Will there be reconciliation between Rabat and Madrid?

Spain's foreign minister, Arancha González Laya, has been dismissed from the Sánchez government with a dismal record in terms of diplomatic achievements. Instead, she has left a deep and unprecedented diplomatic crisis with the Kingdom of Morocco.
The foreign minister's departure, which is not known for sure whether it is due to the conflict unleashed by the reception of the fugitive Ghali or to a series of errors that Sánchez himself had consented to. What is certain is that this affair could have been the straw that broke the camel's back of a disastrous management of Spanish diplomacy. Moreover, the reshuffle of the Spanish government has left the Minister of Defence, the jurist who threatened the 'friendly and neighbouring' country in the midst of the diplomatic crisis, on the sidelines.
The only positive thing González Laya has done is to sign an advantageous Algerian gas contract. An action that is more in line with her speciality as a trade expert than as foreign minister, so the merit is also questionable, especially when this transaction has meant burying a strategic alliance with Morocco. The most important thing she should have resolved and did not do, as a trader, was to show her negotiating capacity to lift the tariffs with which Trump has punished Spanish products. But now in the Biden era, he has not been able to resume diplomatic relations with the new administration either, and his incompetence was finally reflected in the 29" in the corridor at the last NATO meeting.
In the case of the criminal Ghali, which, according to the ongoing judicial investigation, not only involves the foreign ministry, but also Margarita Robles' defence ministry, which acted as a facilitator of the clandestine entry of Morocco's number one enemy. Moreover, the former foreign minister continued to lie, provoking serious clashes with the Moroccan ambassador, Karima Benyaich. But it was the foreign minister himself, Nasser Bourita, who condemned her by discrediting her as an interlocutor.
The former minister made many serious mistakes that have placed her in the crosshairs of national and international criticism, damaging Spain's credibility in the eyes of the international community. Her departure from the Sánchez government had already been decided.
The decision to take in the criminal Ghali has broken all bridges. The most important one is that of trust, as this is the basis on which all other international relations are built, such as sincere dialogue on all issues of concern to both states, without red lines, anti-terrorist cooperation, immigration, concord, respect and good neighbourliness between neighbouring countries, etc.
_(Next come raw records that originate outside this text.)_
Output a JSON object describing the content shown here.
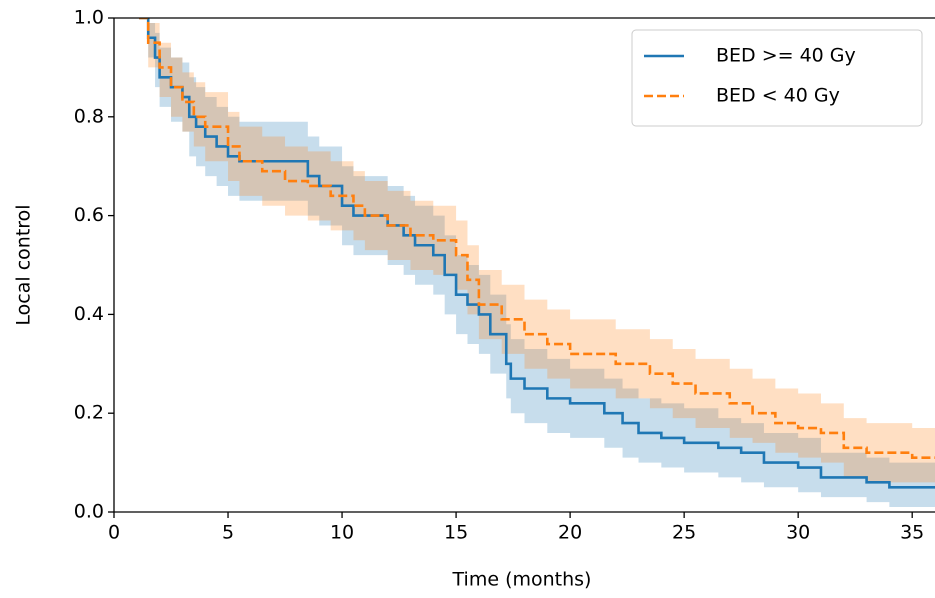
{
  "chart_data": {
    "type": "step",
    "xlabel": "Time (months)",
    "ylabel": "Local control",
    "xlim": [
      0,
      36
    ],
    "ylim": [
      0,
      1
    ],
    "xticks": [
      0,
      5,
      10,
      15,
      20,
      25,
      30,
      35
    ],
    "yticks": [
      {
        "value": 0,
        "label": "0.0"
      },
      0.2,
      0.4,
      0.6,
      0.8,
      {
        "value": 1,
        "label": "1.0"
      }
    ],
    "grid": false,
    "legend": "upper right",
    "series": [
      {
        "name": "BED >= 40 Gy",
        "color": "#1f77b4",
        "linestyle": "solid",
        "x": [
          1.1,
          1.5,
          1.8,
          2.0,
          2.5,
          3.0,
          3.3,
          3.6,
          4.0,
          4.5,
          5.0,
          5.5,
          8.5,
          9.0,
          10.0,
          10.5,
          12.0,
          12.7,
          13.2,
          14.0,
          14.5,
          15.0,
          15.5,
          16.0,
          16.5,
          17.2,
          17.4,
          18.0,
          19.0,
          20.0,
          21.5,
          22.3,
          23.0,
          24.0,
          25.0,
          26.5,
          27.5,
          28.5,
          30.0,
          31.0,
          33.0,
          34.0
        ],
        "values": [
          1.0,
          0.96,
          0.92,
          0.88,
          0.86,
          0.84,
          0.8,
          0.78,
          0.76,
          0.74,
          0.72,
          0.71,
          0.68,
          0.66,
          0.62,
          0.6,
          0.58,
          0.56,
          0.54,
          0.52,
          0.48,
          0.44,
          0.42,
          0.4,
          0.36,
          0.3,
          0.27,
          0.25,
          0.23,
          0.22,
          0.2,
          0.18,
          0.16,
          0.15,
          0.14,
          0.13,
          0.12,
          0.1,
          0.09,
          0.07,
          0.06,
          0.05
        ],
        "upper": [
          1.0,
          0.99,
          0.97,
          0.94,
          0.92,
          0.91,
          0.88,
          0.86,
          0.84,
          0.82,
          0.8,
          0.79,
          0.76,
          0.74,
          0.7,
          0.68,
          0.66,
          0.64,
          0.62,
          0.6,
          0.56,
          0.52,
          0.5,
          0.48,
          0.44,
          0.38,
          0.35,
          0.33,
          0.31,
          0.29,
          0.27,
          0.25,
          0.23,
          0.22,
          0.21,
          0.19,
          0.18,
          0.16,
          0.15,
          0.12,
          0.11,
          0.1
        ],
        "lower": [
          1.0,
          0.92,
          0.86,
          0.82,
          0.79,
          0.77,
          0.72,
          0.7,
          0.68,
          0.66,
          0.64,
          0.63,
          0.6,
          0.58,
          0.54,
          0.52,
          0.5,
          0.48,
          0.46,
          0.44,
          0.4,
          0.36,
          0.34,
          0.32,
          0.28,
          0.23,
          0.2,
          0.18,
          0.16,
          0.15,
          0.13,
          0.11,
          0.1,
          0.09,
          0.08,
          0.07,
          0.06,
          0.05,
          0.04,
          0.03,
          0.02,
          0.01
        ]
      },
      {
        "name": "BED < 40 Gy",
        "color": "#ff7f0e",
        "linestyle": "dashed",
        "x": [
          1.1,
          1.5,
          2.0,
          2.5,
          3.0,
          3.5,
          4.0,
          5.0,
          5.5,
          6.5,
          7.5,
          8.5,
          9.5,
          10.5,
          11.0,
          12.0,
          13.0,
          14.0,
          15.0,
          15.5,
          16.0,
          17.0,
          18.0,
          19.0,
          20.0,
          22.0,
          23.5,
          24.5,
          25.5,
          27.0,
          28.0,
          29.0,
          30.0,
          31.0,
          32.0,
          33.0,
          35.0
        ],
        "values": [
          1.0,
          0.95,
          0.9,
          0.86,
          0.83,
          0.8,
          0.78,
          0.74,
          0.71,
          0.69,
          0.67,
          0.66,
          0.64,
          0.62,
          0.6,
          0.58,
          0.56,
          0.55,
          0.52,
          0.47,
          0.42,
          0.39,
          0.36,
          0.34,
          0.32,
          0.3,
          0.28,
          0.26,
          0.24,
          0.22,
          0.2,
          0.18,
          0.17,
          0.16,
          0.13,
          0.12,
          0.11
        ],
        "upper": [
          1.0,
          0.99,
          0.95,
          0.92,
          0.89,
          0.87,
          0.85,
          0.81,
          0.78,
          0.76,
          0.74,
          0.73,
          0.71,
          0.69,
          0.67,
          0.65,
          0.63,
          0.62,
          0.59,
          0.54,
          0.49,
          0.46,
          0.43,
          0.41,
          0.39,
          0.37,
          0.35,
          0.33,
          0.31,
          0.29,
          0.27,
          0.25,
          0.24,
          0.22,
          0.19,
          0.18,
          0.17
        ],
        "lower": [
          1.0,
          0.9,
          0.84,
          0.8,
          0.77,
          0.74,
          0.71,
          0.67,
          0.64,
          0.62,
          0.6,
          0.59,
          0.57,
          0.55,
          0.53,
          0.51,
          0.49,
          0.48,
          0.45,
          0.4,
          0.35,
          0.32,
          0.29,
          0.27,
          0.25,
          0.23,
          0.21,
          0.19,
          0.17,
          0.15,
          0.14,
          0.12,
          0.11,
          0.1,
          0.07,
          0.06,
          0.06
        ]
      }
    ]
  }
}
Spain suffers from two evils, firstly that of arrogance towards its neighbour Morocco. Spain's political, economic, military and intellectual class, including the press, will have to do a mental exercise to rid itself of a centuries-old arrogance still based on anachronistic colonialist arrogance. And, secondly, Spain will have to regain control of its foreign policy from an EU that, due to its incoherence and the complexity of its structure, does nothing more than follow in the footsteps of the United States. A Spain that in recent years seems to have renounced its foreign policy and cooperation in the Mediterranean. An area that has now become a geopolitical battleground between the major powers and where Morocco stands out as the undisputed regional and continental leader.
As a geostrategic power, Morocco no longer admits the game of ambiguity in its international relations on a nuclear issue such as its Southern Provinces. The crisis unleashed with Morocco is more than a crisis, as it has brought all the conflicts to the surface, the consequences of which are still unnoticed. If González Laya has earned a seat on the board of directors of the Spanish gas lobby, the new Foreign Minister José Manuel Albares has the difficult task of restoring shattered diplomatic relations with Morocco. Indeed, reconciliation must involve making Spain's position on the Kingdom of Morocco's Southern Provinces transparent. In other words, Spain will have to rescue the scrolls of history that attest to the Moroccan ownership of a Sahara that Morocco has never ceased to claim and which took up arms against French colonialism, which seized part of the Eastern Sahara at the end of the 19th century, and against Spanish colonialism as early as 1958, when neither Algeria nor the Polisario mercenaries existed.
To clear up any ambiguity, Spain must abandon its false position based on an outdated Resolution that the UN Security Council itself has no longer considered for more than 20 years. In this sense, reconciliation should be based on Spain's recognition of the Kingdom of Morocco's full sovereignty over its Southern Provinces, accepting the Autonomy Plan proposed and widely accepted by the international community.